Planning around the legislation

Legislation of this complexity will take some time to bed in and even though the relief does not come into force for another year it needs to be considered now, in particular in relation to will drafting and in situations where one spouse may die before 6 April 2017.

I am sure that there will be further aspects of the legislation to focus on but some initial points are as follows:

  • It only apples to transfers of qualifying residential property on death to qualifying descendants – so property gifted just before death cannot qualify.
  • The restriction of the amount of relief applies by reference to the value of the estate on death; it does not include failed PETs so gifts pre death of other assets may be a good idea.
  • Property identification will be important as if the property was never used as a residence by the deceased the relief is not available. It will also be necessary to ensure that there is sufficient evidence to prove that the property was occupied by the deceased as a residence.
  • The RNRA is not available on transfers to relevant property trusts.
  • The likely value of the estate of the surviving spouse needs to be considered, there is no point passing all of the deceased’s assets to the spouse and with it the full RNRA if the spouse is likely to have a combined estate on death greater than £2.7 million.
  • Gifts with reservation of benefit WILL qualify for the relief as the value will be included in the estate of the deceased.
  • The time limits for claiming the deceased spouse allowance will need to be carefully monitored.
  • Will drafting is now much more complicated as it will be necessary to factor in the RNRA and ensure that there is a qualifying property to leave to a descendant.

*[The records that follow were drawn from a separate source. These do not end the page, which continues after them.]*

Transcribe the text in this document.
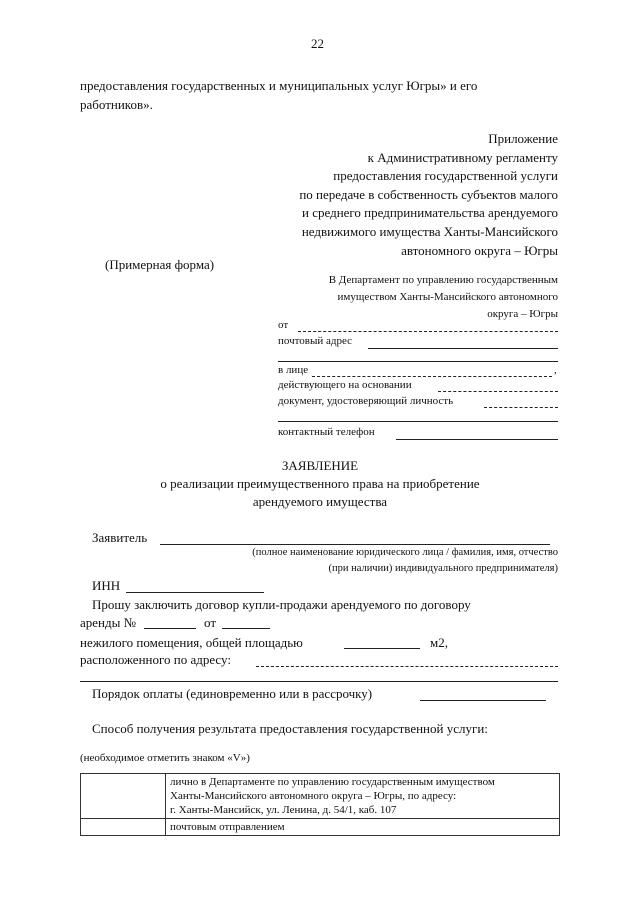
22
предоставления государственных и муниципальных услуг Югры» и его
работников».
Приложение
к Административному регламенту
предоставления государственной услуги
по передаче в собственность субъектов малого
и среднего предпринимательства арендуемого
недвижимого имущества Ханты-Мансийского
автономного округа – Югры
(Примерная форма)
В Департамент по управлению государственным
имуществом Ханты-Мансийского автономного
округа – Югры
от
почтовый адрес
в лице	,
действующего на основании
документ, удостоверяющий личность
контактный телефон
ЗАЯВЛЕНИЕ
о реализации преимущественного права на приобретение
арендуемого имущества
Заявитель
(полное наименование юридического лица / фамилия, имя, отчество
(при наличии) индивидуального предпринимателя)
ИНН
Прошу заключить договор купли-продажи арендуемого по договору
аренды №	от
нежилого помещения, общей площадью	м2,
расположенного по адресу:
Порядок оплаты (единовременно или в рассрочку)
Способ получения результата предоставления государственной услуги:
(необходимое отметить знаком «V»)

	лично в Департаменте по управлению государственным имуществом
Ханты-Мансийского автономного округа – Югры, по адресу:
г. Ханты-Мансийск, ул. Ленина, д. 54/1, каб. 107

	почтовым отправлением
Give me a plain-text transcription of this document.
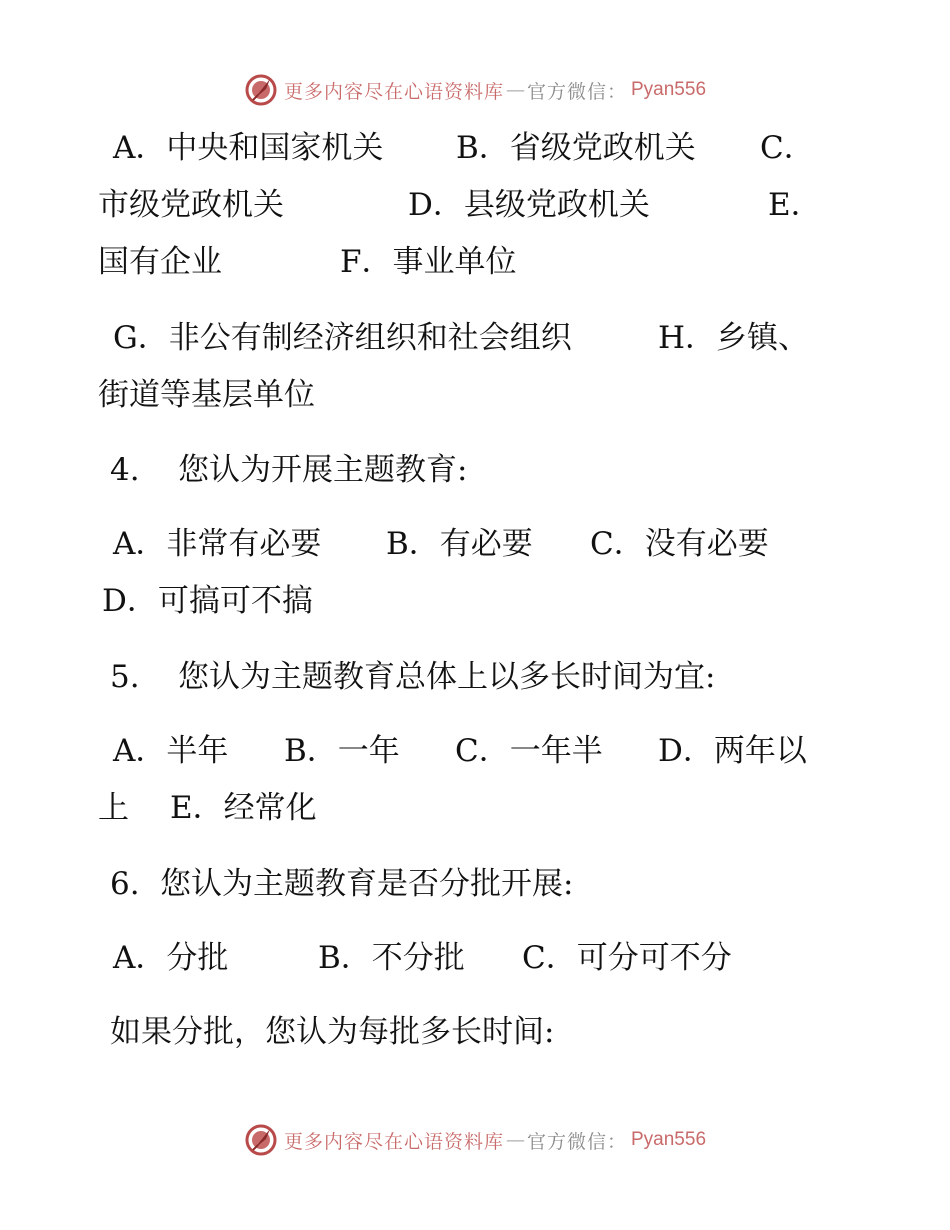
更多内容尽在心语资料库 — 官方微信： Pyan556
A．中央和国家机关 B．省级党政机关 C．
市级党政机关	D．县级党政机关	E．
国有企业	F．事业单位
G．非公有制经济组织和社会组织	H．乡镇、
街道等基层单位
4. 您认为开展主题教育:
A．非常有必要 B．有必要 C．没有必要
D．可搞可不搞
5. 您认为主题教育总体上以多长时间为宜:
A．半年 B．一年 C．一年半 D．两年以
上 E．经常化
6. 您认为主题教育是否分批开展:
A．分批	B．不分批 C．可分可不分
如果分批，您认为每批多长时间:
更多内容尽在心语资料库 — 官方微信： Pyan556
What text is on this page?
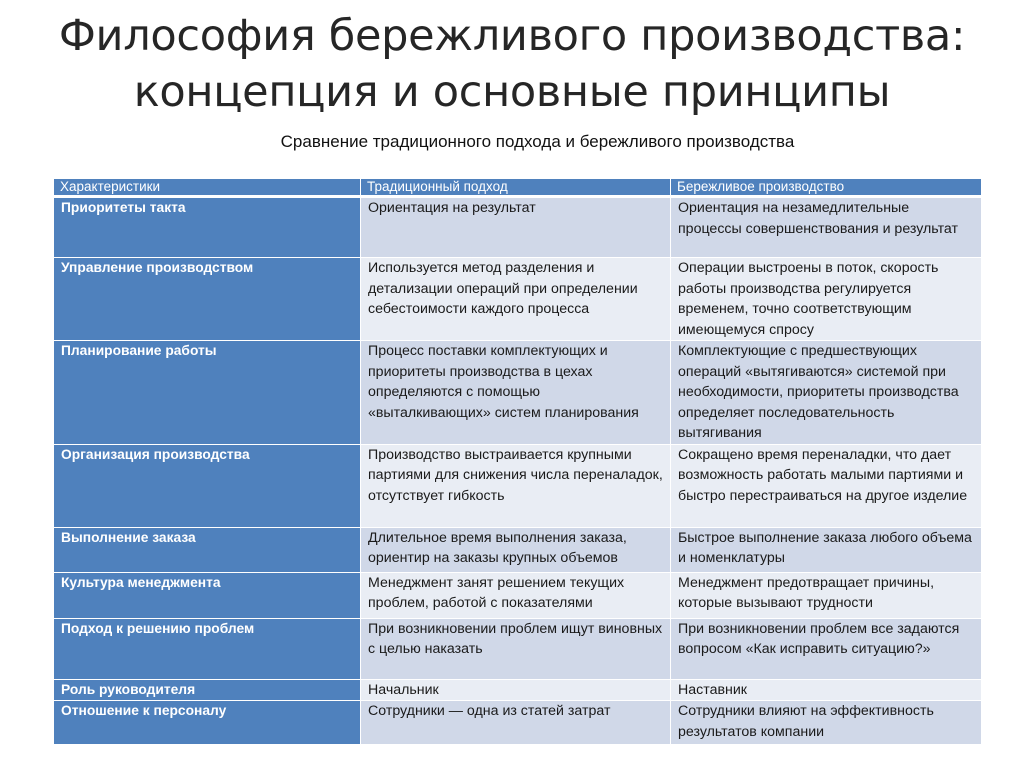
Философия бережливого производства:
концепция и основные принципы
Сравнение традиционного подхода и бережливого производства
Характеристики	Традиционный подход	Бережливое производство
Приоритеты такта	Ориентация на результат	Ориентация на незамедлительные процессы совершенствования и результат
Управление производством	Используется метод разделения и детализации операций при определении себестоимости каждого процесса	Операции выстроены в поток, скорость работы производства регулируется временем, точно соответствующим имеющемуся спросу
Планирование работы	Процесс поставки комплектующих и приоритеты производства в цехах определяются с помощью «выталкивающих» систем планирования	Комплектующие с предшествующих операций «вытягиваются» системой при необходимости, приоритеты производства определяет последовательность вытягивания
Организация производства	Производство выстраивается крупными партиями для снижения числа переналадок, отсутствует гибкость	Сокращено время переналадки, что дает возможность работать малыми партиями и быстро перестраиваться на другое изделие
Выполнение заказа	Длительное время выполнения заказа, ориентир на заказы крупных объемов	Быстрое выполнение заказа любого объема и номенклатуры
Культура менеджмента	Менеджмент занят решением текущих проблем, работой с показателями	Менеджмент предотвращает причины, которые вызывают трудности
Подход к решению проблем	При возникновении проблем ищут виновных с целью наказать	При возникновении проблем все задаются вопросом «Как исправить ситуацию?»
Роль руководителя	Начальник	Наставник
Отношение к персоналу	Сотрудники — одна из статей затрат	Сотрудники влияют на эффективность результатов компании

Effect on existing planning

Estate planning around the family home has always been difficult and there are few effective planning ideas around. A number of individuals have planned via a gift of their residence and the payment of rent but there are income tax and capital gains tax downsides. This is likely to become less popular as a) for many people it will be unnecessary and b) it may result in loss of the RNRA. Others have based their planning on the exemption from the reservation of benefit provisions available for joint occupation but this is often not easy to achieve in the long term, the RNRA will in some circumstances allow scope to default to the reservation of benefit provisions. 

Current will planning under which residential property is transferred to a relevant property trust is likely to be less popular, again due to the loss of the RNRA.

For younger individuals, simple term life insurance is a good medium term option.

Gifts of other property pre death are likely to become more popular in order for the estate on death to be below £2 million, even if there is little likelihood that the donor will survive three years. It will be necessary to consider the capital gains tax implications.

As with much modern legislation it is a pity that a tax relief which can be summarised in a few words is enmeshed in such complicated provisions.